Epstein-Barr virus (EBV) persists in human B cells, and is occasionally reactivated.
We have reported that both healthy controls and Graves’ disease patients had EBV-infected B cells that had thyrotropin receptor antibodies (TRAbs) as their surface globulin (TRAb(+) EBV(+) cells). PBMCs containing TRAb(+) EBV(+) cells produced TRAbs by EBV-reactivation. We proposed an EBV reactivation-induced Ig production.

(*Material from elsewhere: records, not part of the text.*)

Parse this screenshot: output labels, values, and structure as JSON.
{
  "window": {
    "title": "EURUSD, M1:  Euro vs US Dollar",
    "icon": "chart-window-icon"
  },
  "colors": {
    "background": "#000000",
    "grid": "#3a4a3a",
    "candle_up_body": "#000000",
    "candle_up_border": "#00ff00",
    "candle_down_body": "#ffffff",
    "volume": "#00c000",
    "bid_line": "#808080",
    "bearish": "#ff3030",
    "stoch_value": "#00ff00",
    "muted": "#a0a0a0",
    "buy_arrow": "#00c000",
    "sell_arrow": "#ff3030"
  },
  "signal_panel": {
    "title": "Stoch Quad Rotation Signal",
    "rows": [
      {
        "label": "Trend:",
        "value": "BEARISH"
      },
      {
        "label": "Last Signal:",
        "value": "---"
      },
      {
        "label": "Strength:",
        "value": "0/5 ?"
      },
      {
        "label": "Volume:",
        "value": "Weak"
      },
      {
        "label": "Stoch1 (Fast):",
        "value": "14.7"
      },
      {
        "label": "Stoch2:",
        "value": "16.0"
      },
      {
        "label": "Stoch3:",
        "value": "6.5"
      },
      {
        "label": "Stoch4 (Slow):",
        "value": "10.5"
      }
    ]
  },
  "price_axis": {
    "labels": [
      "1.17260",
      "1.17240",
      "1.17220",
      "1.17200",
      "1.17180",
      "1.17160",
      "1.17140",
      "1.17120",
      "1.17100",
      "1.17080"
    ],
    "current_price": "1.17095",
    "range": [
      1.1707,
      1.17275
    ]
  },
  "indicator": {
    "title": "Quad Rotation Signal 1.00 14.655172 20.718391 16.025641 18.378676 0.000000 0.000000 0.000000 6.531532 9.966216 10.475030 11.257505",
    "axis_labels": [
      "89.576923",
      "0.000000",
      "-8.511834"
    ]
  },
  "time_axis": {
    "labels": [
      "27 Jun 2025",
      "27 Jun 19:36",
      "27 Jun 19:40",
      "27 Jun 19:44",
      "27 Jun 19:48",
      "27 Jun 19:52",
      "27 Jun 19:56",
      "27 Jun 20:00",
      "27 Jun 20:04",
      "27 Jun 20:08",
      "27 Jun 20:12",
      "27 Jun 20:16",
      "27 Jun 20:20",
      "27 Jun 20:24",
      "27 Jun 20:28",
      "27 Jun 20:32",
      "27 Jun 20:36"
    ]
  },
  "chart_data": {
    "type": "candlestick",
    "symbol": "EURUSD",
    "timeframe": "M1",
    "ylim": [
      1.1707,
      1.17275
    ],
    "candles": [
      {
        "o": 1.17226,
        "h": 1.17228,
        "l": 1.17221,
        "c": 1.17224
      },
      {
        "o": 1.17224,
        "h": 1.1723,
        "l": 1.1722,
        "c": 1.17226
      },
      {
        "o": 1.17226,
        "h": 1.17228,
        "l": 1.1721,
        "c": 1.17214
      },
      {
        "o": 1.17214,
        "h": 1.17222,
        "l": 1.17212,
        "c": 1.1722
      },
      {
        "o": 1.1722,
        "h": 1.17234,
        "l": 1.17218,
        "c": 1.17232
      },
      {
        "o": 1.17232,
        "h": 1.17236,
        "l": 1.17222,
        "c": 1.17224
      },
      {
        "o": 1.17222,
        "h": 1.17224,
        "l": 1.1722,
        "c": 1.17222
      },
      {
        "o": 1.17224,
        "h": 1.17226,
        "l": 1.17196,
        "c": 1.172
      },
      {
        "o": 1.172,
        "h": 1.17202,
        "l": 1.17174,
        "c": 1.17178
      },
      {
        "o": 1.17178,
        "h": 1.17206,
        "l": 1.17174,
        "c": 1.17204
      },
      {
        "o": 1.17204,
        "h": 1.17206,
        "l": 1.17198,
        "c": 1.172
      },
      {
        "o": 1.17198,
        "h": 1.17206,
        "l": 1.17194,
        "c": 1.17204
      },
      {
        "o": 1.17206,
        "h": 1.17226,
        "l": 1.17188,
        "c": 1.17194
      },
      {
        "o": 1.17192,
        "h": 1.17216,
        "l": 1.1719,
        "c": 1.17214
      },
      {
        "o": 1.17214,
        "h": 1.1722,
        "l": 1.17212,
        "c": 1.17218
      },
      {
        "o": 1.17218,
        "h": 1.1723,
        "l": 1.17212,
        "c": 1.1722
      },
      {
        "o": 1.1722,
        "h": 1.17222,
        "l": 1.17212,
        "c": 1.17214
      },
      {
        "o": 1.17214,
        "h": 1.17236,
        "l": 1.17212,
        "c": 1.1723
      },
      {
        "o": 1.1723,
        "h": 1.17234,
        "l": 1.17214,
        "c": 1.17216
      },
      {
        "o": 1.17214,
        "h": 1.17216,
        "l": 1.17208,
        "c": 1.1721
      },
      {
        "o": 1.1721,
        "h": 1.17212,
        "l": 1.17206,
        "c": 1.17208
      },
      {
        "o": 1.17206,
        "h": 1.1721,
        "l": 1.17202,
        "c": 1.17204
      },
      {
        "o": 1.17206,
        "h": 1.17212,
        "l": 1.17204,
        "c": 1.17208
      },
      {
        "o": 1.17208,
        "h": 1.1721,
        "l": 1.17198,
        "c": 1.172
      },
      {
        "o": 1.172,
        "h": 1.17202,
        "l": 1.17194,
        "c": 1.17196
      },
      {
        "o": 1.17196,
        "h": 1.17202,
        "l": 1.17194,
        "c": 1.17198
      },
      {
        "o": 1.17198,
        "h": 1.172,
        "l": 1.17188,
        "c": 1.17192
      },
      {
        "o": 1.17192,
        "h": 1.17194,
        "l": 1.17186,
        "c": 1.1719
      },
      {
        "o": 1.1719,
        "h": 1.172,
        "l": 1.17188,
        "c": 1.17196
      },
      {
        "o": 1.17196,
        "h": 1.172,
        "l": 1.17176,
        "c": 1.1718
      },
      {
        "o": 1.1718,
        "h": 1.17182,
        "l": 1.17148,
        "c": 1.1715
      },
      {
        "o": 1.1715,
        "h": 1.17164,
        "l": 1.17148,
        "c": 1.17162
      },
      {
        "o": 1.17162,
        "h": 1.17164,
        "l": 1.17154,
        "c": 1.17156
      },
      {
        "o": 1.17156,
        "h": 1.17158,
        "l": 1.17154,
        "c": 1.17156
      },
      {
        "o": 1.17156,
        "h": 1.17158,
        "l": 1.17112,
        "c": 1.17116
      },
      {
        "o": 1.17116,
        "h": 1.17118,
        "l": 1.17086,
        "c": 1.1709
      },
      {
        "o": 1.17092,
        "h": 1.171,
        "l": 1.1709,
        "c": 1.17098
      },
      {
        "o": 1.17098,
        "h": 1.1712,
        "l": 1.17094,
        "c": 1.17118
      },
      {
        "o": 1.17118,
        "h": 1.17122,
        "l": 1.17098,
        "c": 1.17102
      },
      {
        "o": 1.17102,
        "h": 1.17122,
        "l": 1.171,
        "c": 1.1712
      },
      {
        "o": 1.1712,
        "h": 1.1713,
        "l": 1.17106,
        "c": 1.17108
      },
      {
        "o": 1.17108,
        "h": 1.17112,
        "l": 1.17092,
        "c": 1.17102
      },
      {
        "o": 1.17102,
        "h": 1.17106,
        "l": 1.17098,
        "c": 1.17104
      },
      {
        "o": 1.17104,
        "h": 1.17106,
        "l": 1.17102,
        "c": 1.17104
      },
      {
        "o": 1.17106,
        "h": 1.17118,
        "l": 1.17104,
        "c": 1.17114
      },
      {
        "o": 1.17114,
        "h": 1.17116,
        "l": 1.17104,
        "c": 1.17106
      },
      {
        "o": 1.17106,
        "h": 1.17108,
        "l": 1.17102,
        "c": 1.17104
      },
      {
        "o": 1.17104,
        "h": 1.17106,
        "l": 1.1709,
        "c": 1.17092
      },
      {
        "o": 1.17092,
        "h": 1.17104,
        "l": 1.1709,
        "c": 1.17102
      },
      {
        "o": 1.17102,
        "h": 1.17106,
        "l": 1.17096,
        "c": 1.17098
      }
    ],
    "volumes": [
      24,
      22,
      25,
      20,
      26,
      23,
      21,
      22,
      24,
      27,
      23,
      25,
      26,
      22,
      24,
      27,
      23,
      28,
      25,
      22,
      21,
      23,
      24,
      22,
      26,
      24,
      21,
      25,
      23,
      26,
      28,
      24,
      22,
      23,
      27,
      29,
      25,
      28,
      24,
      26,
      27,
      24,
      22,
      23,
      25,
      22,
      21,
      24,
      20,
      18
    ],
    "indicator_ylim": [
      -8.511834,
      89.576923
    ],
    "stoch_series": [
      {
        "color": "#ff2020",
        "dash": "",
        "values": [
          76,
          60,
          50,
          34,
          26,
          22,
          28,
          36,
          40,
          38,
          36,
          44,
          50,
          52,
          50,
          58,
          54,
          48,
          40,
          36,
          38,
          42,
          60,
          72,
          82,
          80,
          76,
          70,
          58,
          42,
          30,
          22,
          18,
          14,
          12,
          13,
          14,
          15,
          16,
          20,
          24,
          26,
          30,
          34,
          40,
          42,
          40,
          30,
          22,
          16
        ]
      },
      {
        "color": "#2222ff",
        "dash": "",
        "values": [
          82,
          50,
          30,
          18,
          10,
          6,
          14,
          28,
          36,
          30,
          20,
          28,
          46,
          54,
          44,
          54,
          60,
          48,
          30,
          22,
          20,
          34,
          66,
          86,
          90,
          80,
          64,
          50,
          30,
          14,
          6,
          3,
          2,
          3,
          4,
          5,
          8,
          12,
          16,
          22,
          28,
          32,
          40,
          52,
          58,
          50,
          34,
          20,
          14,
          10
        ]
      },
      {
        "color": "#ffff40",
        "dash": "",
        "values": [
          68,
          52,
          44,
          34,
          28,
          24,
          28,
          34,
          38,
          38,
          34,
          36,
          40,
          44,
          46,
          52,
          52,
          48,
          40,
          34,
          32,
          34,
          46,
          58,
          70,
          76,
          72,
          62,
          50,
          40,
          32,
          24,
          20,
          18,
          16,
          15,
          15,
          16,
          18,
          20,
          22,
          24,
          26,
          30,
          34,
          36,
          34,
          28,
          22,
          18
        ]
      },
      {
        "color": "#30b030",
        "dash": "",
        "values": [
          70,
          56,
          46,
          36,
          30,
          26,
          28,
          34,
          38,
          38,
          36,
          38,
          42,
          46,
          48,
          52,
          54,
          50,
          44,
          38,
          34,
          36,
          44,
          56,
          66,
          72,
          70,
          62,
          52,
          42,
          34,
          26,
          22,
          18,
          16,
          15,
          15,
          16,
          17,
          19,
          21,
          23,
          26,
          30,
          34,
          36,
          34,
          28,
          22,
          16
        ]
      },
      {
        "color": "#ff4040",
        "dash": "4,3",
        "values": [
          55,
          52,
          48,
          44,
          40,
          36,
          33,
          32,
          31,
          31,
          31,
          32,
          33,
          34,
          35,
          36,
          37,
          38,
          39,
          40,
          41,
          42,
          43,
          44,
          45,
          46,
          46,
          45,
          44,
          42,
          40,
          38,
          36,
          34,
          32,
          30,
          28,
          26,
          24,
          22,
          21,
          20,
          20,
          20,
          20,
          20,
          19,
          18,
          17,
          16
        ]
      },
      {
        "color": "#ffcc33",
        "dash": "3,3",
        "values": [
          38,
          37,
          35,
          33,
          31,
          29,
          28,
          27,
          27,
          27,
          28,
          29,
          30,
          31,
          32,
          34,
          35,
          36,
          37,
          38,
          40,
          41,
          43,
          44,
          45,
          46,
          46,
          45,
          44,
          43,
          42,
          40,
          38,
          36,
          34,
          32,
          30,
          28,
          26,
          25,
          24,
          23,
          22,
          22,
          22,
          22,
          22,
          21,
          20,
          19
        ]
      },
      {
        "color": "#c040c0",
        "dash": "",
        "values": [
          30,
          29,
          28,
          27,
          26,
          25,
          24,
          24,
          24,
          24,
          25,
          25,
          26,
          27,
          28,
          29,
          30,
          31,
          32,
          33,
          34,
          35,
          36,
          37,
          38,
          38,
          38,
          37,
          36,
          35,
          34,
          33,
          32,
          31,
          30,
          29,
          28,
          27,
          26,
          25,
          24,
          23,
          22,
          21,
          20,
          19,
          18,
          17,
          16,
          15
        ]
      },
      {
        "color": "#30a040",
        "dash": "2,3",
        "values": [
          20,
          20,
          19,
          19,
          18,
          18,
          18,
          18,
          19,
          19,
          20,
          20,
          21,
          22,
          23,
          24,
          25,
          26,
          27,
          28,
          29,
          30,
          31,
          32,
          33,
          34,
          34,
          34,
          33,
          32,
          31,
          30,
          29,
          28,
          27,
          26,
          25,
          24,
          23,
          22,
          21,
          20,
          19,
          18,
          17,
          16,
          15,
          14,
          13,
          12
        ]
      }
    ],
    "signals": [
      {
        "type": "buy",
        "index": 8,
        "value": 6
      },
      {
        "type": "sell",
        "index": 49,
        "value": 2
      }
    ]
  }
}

B cells that come into circulation from bone marrow are activated by their specific antigens and cognate T cells, and enter lymphoid tissue. Then, they form germinal centers, and finally produce high-affinity IgGs in bone marrow. However, autoreactive B cells have difficulty to encounter their specific autoantigen, and are eliminated. When EBV infect these autoreactive B cells, they can be activated by EBV-LMP1. EBV-reactivation make them produce autoantibodies.
Although the stimulating TRAbs are IgG, the TRAbs produced by EBV reactivation are IgM dominant. We cultured porcine thyroid cells with TRAbs purified from culture of TRAb(+) EBV(+) cells with compliments, and observed cytotoxicity confirmed by LDH releasing. TRAb-IgM may have the role to release thyroid antigens and contribute to thyroid autoimmunity. The relevance of EBV reactivation to Graves’ disease may have a possibility for the new therapy.